Boris Johnson promised orbital express bus services as part of his 2008 manifesto and increased the service level of route X26 later that year. The policy was cancelled by 2010. Of the many reasons quoted for the cancellation, the one that caught my eye was the revelation that the buses would require subsidy. Welcome to Public Transport 101, Mayor Johnson! I suspect he was learning this as new information.
One of the claims against the scheme is that it is a desperate rebranding because of bad publicity for ULEZ. On the other hand it is claimed to be a bold innovative answer to the ULEZ. It is neither.
If anything, it is a delayed policy implementation caused by COVID. Orbital express bus routes have been in the Mayor’s Transport Strategy (MTS) since 2018. There are even some indicative corridors in the MTS (apologies if I’ve misread the waypoints on the maps):
- Chiswick–Ealing–Wood Green–Walthamstow–Ilford
That’s right! Two orbits in North London, although the Superloop proposal appears to be a mashup of the two. You will also notice that part of it has actually been delivered as route X140 in 2019. It’s all part of the plan and it has been in plain sight for five years now.
So that’s the defence of the Superloop over. Now to the problems.
The biggest issue is going to be reliability. Bus priority schemes in outer London boroughs are not as comprehensive as inner boroughs. The X26 already suffers from poor performance because of congestion.
The indicative map of routes shows that the radial express routes in London will fall under the same brand. There is also the already announced express route from Canary Wharf to Canary Wharf due to start in 2025. This makes me wonder if Transport for London (TfL) have data to show a lot of lower paid workers in Docklands live in Grove Park.
Going back to the old Green Line routes you can see how much closer to the centre the Superloop is, with TfL’s focus primarily on London. That said, some outer boroughs have been omitted entirely from the scheme.
In the east the route is particularly odd. What kind of express bus between Walthamstow and Royal Docks goes via Ilford? Buses with circuitous routes are common, but surely the point of express buses is to get from A to B directly?
The issue of where the routes do and do not stop might prove thorny. TfL will want to keep the balance of speeding up journeys and serving as many passengers as possible. The calling pattern of X28 seems to have caused consternation in the past, but the introduction of X140 seems to have avoided this.

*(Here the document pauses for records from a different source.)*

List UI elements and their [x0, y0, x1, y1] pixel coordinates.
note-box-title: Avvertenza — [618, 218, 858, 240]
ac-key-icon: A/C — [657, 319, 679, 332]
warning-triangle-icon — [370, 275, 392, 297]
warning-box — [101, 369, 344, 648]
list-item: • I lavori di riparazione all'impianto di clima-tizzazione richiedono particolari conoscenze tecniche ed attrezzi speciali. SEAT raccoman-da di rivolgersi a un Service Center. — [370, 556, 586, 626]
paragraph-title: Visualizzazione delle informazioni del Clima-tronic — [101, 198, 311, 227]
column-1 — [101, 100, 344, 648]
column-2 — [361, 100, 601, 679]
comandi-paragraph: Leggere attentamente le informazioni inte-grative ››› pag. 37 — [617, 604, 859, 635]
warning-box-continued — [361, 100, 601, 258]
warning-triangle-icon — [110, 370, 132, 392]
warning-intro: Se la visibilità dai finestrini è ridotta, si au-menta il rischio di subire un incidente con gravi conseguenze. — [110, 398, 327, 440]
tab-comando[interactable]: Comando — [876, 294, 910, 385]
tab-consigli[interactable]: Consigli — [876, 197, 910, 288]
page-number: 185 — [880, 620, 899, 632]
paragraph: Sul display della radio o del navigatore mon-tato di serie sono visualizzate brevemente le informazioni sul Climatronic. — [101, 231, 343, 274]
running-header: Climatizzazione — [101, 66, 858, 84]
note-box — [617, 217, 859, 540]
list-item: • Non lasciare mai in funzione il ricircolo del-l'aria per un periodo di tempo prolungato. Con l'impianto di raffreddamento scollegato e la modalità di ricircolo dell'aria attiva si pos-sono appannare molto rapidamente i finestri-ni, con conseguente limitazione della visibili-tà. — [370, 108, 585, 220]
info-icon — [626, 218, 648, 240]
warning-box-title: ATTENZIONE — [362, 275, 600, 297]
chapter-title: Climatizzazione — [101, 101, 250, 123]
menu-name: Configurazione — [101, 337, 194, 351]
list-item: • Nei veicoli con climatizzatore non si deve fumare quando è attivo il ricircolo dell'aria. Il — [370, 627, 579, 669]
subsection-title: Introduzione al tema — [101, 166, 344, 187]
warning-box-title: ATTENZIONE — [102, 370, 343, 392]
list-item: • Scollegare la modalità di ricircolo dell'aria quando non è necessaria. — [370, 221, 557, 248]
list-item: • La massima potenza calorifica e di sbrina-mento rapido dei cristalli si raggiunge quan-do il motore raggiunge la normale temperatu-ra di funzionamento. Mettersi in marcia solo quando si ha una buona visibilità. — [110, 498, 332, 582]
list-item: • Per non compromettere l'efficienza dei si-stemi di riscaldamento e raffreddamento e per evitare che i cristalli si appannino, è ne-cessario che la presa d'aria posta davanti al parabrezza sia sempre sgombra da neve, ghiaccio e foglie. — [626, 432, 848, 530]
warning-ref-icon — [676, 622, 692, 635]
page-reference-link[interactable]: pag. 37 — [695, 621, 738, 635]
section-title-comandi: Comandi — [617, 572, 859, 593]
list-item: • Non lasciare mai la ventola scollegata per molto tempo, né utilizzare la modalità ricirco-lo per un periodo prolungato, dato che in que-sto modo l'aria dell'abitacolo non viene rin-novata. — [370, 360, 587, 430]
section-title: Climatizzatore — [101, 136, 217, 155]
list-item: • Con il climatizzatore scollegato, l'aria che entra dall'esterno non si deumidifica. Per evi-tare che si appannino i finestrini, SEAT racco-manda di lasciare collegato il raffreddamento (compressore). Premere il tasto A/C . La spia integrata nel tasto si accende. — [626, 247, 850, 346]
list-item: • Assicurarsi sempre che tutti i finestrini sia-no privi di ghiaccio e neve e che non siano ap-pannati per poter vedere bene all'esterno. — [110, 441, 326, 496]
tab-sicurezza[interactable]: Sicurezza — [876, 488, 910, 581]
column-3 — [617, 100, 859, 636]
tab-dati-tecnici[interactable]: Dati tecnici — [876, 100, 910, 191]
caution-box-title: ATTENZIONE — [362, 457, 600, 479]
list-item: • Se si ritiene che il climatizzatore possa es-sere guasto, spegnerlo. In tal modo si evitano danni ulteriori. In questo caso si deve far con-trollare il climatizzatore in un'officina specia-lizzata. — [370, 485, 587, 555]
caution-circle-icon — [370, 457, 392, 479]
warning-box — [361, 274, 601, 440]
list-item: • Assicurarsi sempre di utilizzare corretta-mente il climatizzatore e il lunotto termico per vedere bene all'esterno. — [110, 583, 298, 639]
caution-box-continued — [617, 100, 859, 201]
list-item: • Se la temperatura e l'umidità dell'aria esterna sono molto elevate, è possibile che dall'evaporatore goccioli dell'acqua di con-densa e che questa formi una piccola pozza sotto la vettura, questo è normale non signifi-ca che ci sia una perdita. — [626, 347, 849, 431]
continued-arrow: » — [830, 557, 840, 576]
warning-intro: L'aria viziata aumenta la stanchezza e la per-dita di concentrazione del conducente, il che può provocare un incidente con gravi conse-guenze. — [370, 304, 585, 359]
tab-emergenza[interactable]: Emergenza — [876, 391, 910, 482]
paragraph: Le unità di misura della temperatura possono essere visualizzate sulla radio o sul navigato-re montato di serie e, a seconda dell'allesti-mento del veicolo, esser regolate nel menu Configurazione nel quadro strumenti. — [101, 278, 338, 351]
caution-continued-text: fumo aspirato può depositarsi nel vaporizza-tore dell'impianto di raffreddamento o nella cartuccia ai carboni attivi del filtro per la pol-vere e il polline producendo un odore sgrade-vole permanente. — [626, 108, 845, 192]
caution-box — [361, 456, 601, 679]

The closing of the loop in the east still presents a problem. Back in the Green Line days they didn’t yet have the Dartford Tunnel. But even when it did open, the connecting service only lasted a year. Lack of demand or congestion? There is currently a X80 route through Dartford Crossing, but it comes nowhere near the proposed Superloop and is notoriously unreliable.
The routes do not overlap in any way, so making orbital journeys between points close to the route end will require a change. Hopper fares will mean passengers are not out of pocket, but convenience will also drive up patronage. There is always the option to extend routes to overlap later, where there are sections of high demand.
TfL have recently announced work on improving bus priority, but more will be needed to make sure the Superloop routes are attractive to passengers.
The Superloop can best be described as having potential. There is a clear precedent, there are known problems and it is fairly clear how to overcome them. There just needs to be political will to see it through and a sustained interest in the policy.